In the 93 years since it opened on Sept. 17, 1910, The Hermitage Hotel in downtown Nashville has both scaled the peaks of prestige and sunk into shabby decay. At one point in the early 1990s, loose terra-cotta tiles on the grand old hotel’s exterior were deemed such a danger to pedestrians that the building was partially wrapped in netting.
In the mid-’90s, The Cooper Companies of Memphis invested $4 million in the refurbishment and renovation of the hotel and its subterranean restaurant, The Capitol Grille. Their effortsand those of executive chef Willie Thomaswere almost immediately rewarded when Esquire named the restaurant one of the country’s 25 best new restaurants. The crowds responded in kind, and Capitol Grille quickly became the place to show off your culinary sophistication. In 1997, Phoenix-based Starwood Lodging purchased the hotel, Thomas departed, and the bloom, as they say, began to fade from the rose.
Last year, a group of investors purchased the property. Their track record is pretty impressive: They acquired Richmond, Va.’s 100-plus-year-old Jefferson Hotel in 1991, and within a few short years, it had earned the highest possible ratings from both AAA and Mobile Travel Guide.

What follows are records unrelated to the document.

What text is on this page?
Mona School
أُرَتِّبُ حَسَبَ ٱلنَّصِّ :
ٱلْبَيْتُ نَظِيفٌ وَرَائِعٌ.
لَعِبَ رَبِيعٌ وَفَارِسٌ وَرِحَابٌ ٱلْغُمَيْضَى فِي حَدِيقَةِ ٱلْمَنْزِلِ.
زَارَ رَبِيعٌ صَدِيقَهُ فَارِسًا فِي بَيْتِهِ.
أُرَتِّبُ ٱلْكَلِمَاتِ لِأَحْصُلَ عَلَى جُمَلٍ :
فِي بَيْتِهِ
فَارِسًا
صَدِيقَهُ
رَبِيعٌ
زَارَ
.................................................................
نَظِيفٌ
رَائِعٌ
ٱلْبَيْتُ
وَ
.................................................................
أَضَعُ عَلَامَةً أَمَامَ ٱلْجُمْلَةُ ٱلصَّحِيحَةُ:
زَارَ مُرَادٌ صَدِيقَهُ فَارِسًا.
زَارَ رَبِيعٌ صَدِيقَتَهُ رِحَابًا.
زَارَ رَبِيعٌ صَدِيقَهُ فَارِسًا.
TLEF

The Hermitage has been closed for the past year, undergoing a $17 million face-lift. It reopened on Valentine’s Day with 119 rooms, much enlarged guest bathrooms, three executive suites, a $1,500-per-night presidential suite, a sumptuously decorated lobby, a luxuriously appointed fitness center, 24-hour room service, DVD/CD players in every room and concierge service. In other words, all of the amenities that the new landlords feel certain will vault The Hermitage Hotel into the celestial world of five-star ratings.
Central to that quest will be the Capitol Grille and the adjacent Oak Bar. Both have undergone additional refurbishment and some reconfiguration, with all-new decor and furnishings. A hot young chef, Sean Brock, has been installed to oversee the menus in both rooms. Brock, a Virginia native, has worked with Robert Carter at the Peninsula Grill in Charleston, and under Walter Bundy of the Jefferson Hotel’s Lemaire restaurant. An honors graduate of Johnson and Wales University, he grew up eating vegetables picked fresh from his grandmother’s garden and is devoted to using seasonal, regional product: “My goal is to bring upscale Southern food with creative interpretations to Nashville,” he says.
Among Brock’s appetizer temptations are a butter-poached Maine lobster, a warm foraged mushroom tart, and oyster-and-cornbread-stuffed quail. Main courses include acorn squash ravioli, pistachio-crusted rack of lamb, and hazelnut-dusted black grouper. A la carte entrées are bone-in prime rib eye, a veal chop, venison osso bucco, yellowtail tuna and roasted diver scallops.